Relations between the Center for Modern Judaism and most other Jewish leaders and institutions in Moscow are good, said Rabbi Ben-Yaakov. Rabbi Adolph Shayevich, Chief Rabbi of Russia, and Rabbi Pinchas Goldschmidt, Chief Rabbi of Moscow, actually helped both the Center and the broader Union of Religious Organizations of Modern Judaism in Russia register with appropriate government authorities. KEROOR, the umbrella organization of Jewish religious organizations, also has been helpful. Relations with the Jewish Agency for Israel are excellent, as is evident from the ulpans that operate within the Center. Rabbi Ben-Yaakov also lectures on Jewish tradition in other JAFI ulpans and in various seminars that JAFI sponsors. In a similar manner, he works with the Joint Distribution Committee in their Jewish community activities, such as holiday celebrations and seminars. WUPJ in Moscow also enjoys good relations with the Israel Cultural Center (operated by Nativ, previously known as Lishkat Hakesher), which has provided various materials about Israel to WUPJ.74 The only Jewish organization with which relations are poor, said Rabbi Ben-Yaakov, is Chabad, which has deprecated Progressive Judaism in its publications.

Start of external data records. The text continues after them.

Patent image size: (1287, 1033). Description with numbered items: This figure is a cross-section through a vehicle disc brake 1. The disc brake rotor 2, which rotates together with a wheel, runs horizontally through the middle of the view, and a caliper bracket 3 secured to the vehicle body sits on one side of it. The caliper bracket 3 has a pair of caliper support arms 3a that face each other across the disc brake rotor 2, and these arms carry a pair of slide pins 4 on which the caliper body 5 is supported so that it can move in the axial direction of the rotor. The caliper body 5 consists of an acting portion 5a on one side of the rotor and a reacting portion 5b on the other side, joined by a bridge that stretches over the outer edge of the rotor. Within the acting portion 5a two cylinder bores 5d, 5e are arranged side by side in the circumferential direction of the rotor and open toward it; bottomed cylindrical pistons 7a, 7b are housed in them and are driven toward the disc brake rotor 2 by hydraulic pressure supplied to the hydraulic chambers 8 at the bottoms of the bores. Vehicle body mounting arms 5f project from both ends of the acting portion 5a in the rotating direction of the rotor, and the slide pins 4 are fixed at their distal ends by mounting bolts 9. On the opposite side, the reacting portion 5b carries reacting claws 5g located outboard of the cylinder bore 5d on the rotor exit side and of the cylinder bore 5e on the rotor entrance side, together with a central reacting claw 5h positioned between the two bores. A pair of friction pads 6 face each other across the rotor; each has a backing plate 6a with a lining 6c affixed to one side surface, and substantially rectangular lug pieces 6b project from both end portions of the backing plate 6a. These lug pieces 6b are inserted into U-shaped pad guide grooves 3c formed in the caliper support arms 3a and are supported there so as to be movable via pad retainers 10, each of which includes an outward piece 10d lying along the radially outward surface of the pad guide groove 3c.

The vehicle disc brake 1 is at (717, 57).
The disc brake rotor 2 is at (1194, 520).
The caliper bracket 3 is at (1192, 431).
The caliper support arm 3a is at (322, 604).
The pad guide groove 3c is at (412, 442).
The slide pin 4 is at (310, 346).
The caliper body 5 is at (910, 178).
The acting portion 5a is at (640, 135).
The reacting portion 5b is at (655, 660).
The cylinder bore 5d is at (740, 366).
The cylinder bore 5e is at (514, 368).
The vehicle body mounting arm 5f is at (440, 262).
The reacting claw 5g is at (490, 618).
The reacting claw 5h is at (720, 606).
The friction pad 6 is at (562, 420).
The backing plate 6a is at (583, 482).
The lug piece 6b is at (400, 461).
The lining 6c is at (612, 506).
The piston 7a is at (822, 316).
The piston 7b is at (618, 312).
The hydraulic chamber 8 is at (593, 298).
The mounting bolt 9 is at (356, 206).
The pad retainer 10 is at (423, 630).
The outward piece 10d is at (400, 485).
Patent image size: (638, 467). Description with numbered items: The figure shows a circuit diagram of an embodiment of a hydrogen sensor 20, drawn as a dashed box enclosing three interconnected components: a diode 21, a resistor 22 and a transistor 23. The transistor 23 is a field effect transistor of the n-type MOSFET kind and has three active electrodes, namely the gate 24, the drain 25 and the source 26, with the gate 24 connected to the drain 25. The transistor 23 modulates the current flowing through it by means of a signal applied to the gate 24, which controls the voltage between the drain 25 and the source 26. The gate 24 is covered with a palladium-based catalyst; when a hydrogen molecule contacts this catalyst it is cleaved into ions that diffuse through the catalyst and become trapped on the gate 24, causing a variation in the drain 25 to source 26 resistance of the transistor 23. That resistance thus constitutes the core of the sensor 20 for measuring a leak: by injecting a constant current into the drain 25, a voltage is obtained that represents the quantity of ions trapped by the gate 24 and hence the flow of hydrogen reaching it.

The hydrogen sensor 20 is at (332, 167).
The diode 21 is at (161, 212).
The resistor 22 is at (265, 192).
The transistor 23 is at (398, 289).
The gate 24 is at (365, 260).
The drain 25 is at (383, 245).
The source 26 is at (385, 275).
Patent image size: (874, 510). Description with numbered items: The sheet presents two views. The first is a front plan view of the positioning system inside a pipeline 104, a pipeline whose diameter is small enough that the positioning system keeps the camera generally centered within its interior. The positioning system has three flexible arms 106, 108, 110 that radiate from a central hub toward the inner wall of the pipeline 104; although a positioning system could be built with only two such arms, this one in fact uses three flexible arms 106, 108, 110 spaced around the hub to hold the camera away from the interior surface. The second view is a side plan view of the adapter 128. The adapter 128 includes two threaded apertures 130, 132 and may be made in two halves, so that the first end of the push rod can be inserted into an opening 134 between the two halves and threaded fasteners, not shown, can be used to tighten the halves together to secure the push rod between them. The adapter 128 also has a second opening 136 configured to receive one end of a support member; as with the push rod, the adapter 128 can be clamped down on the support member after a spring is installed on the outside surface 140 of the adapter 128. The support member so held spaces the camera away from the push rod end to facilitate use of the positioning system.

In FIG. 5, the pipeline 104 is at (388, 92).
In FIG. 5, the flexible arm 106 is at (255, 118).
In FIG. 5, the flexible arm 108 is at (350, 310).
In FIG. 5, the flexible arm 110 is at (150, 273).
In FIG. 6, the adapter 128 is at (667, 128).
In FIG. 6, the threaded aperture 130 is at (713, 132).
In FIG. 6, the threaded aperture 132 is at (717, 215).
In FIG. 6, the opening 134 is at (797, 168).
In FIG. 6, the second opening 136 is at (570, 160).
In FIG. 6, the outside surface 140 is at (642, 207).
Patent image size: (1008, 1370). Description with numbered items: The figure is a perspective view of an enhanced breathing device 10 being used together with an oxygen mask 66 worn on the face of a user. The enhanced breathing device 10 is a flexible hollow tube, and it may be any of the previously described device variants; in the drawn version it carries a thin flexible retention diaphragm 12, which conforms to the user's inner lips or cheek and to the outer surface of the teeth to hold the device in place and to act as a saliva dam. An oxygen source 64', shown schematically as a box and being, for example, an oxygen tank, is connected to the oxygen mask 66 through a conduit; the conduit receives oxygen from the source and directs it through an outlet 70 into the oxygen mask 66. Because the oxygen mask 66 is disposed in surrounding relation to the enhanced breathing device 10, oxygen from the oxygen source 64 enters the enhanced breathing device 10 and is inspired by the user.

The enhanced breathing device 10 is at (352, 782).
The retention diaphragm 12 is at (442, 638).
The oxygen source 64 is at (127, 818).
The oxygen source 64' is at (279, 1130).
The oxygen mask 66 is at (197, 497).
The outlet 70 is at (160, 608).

In response to a question about the greatest needs of WUPJ in Moscow and in Russia, Rabbi Ben-Yaakov listed the following (not necessarily in order of importance): larger premises; a television set with a large monitor and a video-cassette player/recorder; another sefer Torah; more Russian-language Jewish literature; increased funding for the Родник (Rodnik) periodical; guaranteed adequate funding for salaries and expenses of second-year Institute students in their field placements next year; funding for more frequent seminars in outlying areas; and more tfillin. Rabbi Ben-Yaakov also would like to start a preschool and build it into a day school. He noted that all existing Moscow Jewish preschools are Orthodox. However, premises at the Center lack the necessary space for a preschool.

Students in a class at the Institute for Modern Jewish Studies in Moscow.
(Photo: the author)

International Organizations

23. The American Jewish Joint Distribution Committee (known as JDC and Joint) provides support to Moscow Jews through various social services, cultural and religious activities, and educational programs. The author met with Joel Golovensky, the director of JDC in Moscow. An American-born Israeli attorney, Mr. Golovensky had begun his work in Moscow only six weeks prior to the interview. He does not speak Russian.

71.  Reform or Progressive Judaism in the post-Soviet states often is referred to as Modern (Современный) Judaism. Additional ordained WUPJ rabbis, also natives of the former Soviet states, serve in Kyiv and in Minsk.
72.  The Institute was established in Moscow in 1993 and continued in the Russian capital until 1995, when it was closed temporarily. It was based in Kyiv between 1997 and 1999, and re-opened in Moscow in September 1999.
73.  See pp.18-19.
74.  See pp. 55-56 for information about the Israel Cultural Center.